Interview de touristes en goguette, chassés-croisés des vacanciers et autres marronniers : paraît que c’est le métier qui rentre ! Mais journaliste stagiaire l’été, c’est loin d’être la panacée. Imaginez le stagiaire à Var-Matin n’ayant pour se consoler d’être dans un département quasi exclusivement bleu marine que le suivi des tribulations de ce « résistant » qu’est le maire macro-compatible de Toulon Hubert Falco. Après, à voir les journalistes de La Provence assister impuissants à la guéguerre entre Xavier Niels et Rodolphe Saadé, et ceux de la presse pas pareille plancher sur la création d’un syndicat, on se dit que tout ce qui tourne autour de la plume, c’est la plaie !
S. B.
« Garçon ? Garçon ! Garçon ?!… »
A en croire Pôle Emploi, rien qu’en Paca, l’hôtellerie et la restauration recherchaient pour cet été 45 000 personnes ! Dur, dur de recruter ! Faut dire que le job est loin d’être de tout repos.
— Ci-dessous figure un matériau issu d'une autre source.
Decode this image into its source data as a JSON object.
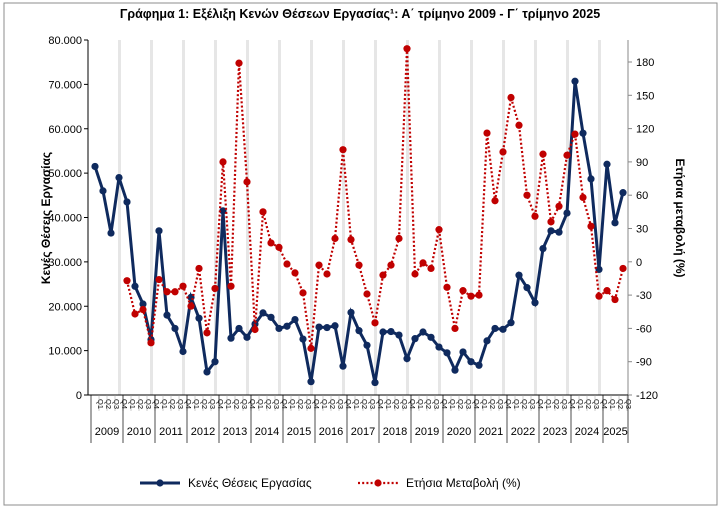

Mais plus sérieusement les conditions de travail chez Nour d’Égypte dont le patron marseillais a été placé en détention dans le cadre d’une enquête pour « travail dissimulé, blanchiment et emploi d’étranger sans titre ». De quoi donner au brunch à 20 euros un goût amer. Comme lorsqu’on voit fleurir sur les murs des affichettes dénonçant dans tel restaurant des pratiques de « harcèlement » voire pire…
S. B.
Naufrage de la vieillesse
Les éditions Niet, après en avoir écoulé 4 000 exemplaires, viennent de sortir une nouvelle édition du livre Te plains pas, c’est pas l’usine, décrivant par le menu les dessous du travail associatif. Avec Les patates chaudes, l’insoumise marseillaise Katia Yakoubi décrit peu ou prou la même réalité dans le travail social. Mais, à la lisière entre sanitaire et social, l’été sera chaud dans les Ephad. D’ailleurs, comme un avant-goût, surprise début juin d’une collègue infirmière voyant débarquer la police dans la maison de retraite où elle travaille. C’était jour de perquisition au sein du groupe Orpéa dans le sillage de l’enquête ouverte suite à la publication du livre Les fossoyeurs. C’était avant le recrutement de Guillaume Pépy à la direction du groupe. Qui, en matière d’économie sur le budget « bouffe », doit en connaître un rayon : il a fait toute sa carrière à la SNCF !
S. B.
Paie ton séjour d’animateur
Bonjour Ryan : votre mission, si vous l’acceptez, sera d’encadrer un groupe très homogène de gremlins de 6 à 17 ans, pour l’ensemble des activités au sein de la colo mais aussi en déplacement. Et puis aussi de faire les courses et assurer un budget. Et préparer les repas. Et veiller à la sécurité. Et gérer les parents aussi parce qu’ils peuvent être un peu casse… Ryan ? Ryan ?? Mais où allez-vous ?! Attendez, je vous ai même pas encore parlé du salaire brut forfaitaire de 50 € par jour, ça vous fait 1 000 balles brut à la fin du mois, presque le Smic, non ne partez pas Ryaaaaaaaan !!!! Haaa le Covid nous a fait un mal de chien, on a pris du retard pour former les nouvelles générations d’animateurs bien exploitables, quand ton premier contrat te rembourse même pas ta formation Bafa…. En 2021 le nombre de diplômés est à nouveau à la baisse : moins 20 % par rapport à 2019 ! C’est qu’il faut en moyenne débourser 900 euros pour obtenir un Bafa. Mais gardons le sourire : l’Odel Var, glorieuse institution locale experte en colonies, a été épinglée, dès 2016, par la chambre régionale des comptes s’étonnant des salaires très élevés des cadres dirigeants. Tous en chœur : youkaïdi, aïdi, aïda !
F.L. et M.G.
Nettoie la Riviera
L’offre de Pôle Emploi (bientôt France Travail) annonce clairement la couleur : « Peu de candidats. » Quoi ? La France de la start-up nation qui se lève tôt ne veut pas se bouger ses petites fesses pour aller traverser la rue et ramasser les poubelles, qui sur la côte débordent tout l’été avec l’afflux de touristes et autres résidents secondaires ? Les conditions de travail semblent pourtant alléchantes : CDD de deux ou trois mois, intérim. Pas besoin de formation, des primes de travail de nuit, de salissure, de transports, de repas. De quoi gagner royalement 1 000 à 1 500 euros nets en salaire de base : chômiste, pour rider l’arrière des camions bennes, épargne-toi un loyer et squatte chez tes parents ! Pour un job où tu seras exposé à des risques chimiques, biologiques, toxiques, chutes, coupures, collisions, et où il faudra soulever de manière répétitive des charges de moins de 50 kilos, ça en vaut carrément la peine !
F.L.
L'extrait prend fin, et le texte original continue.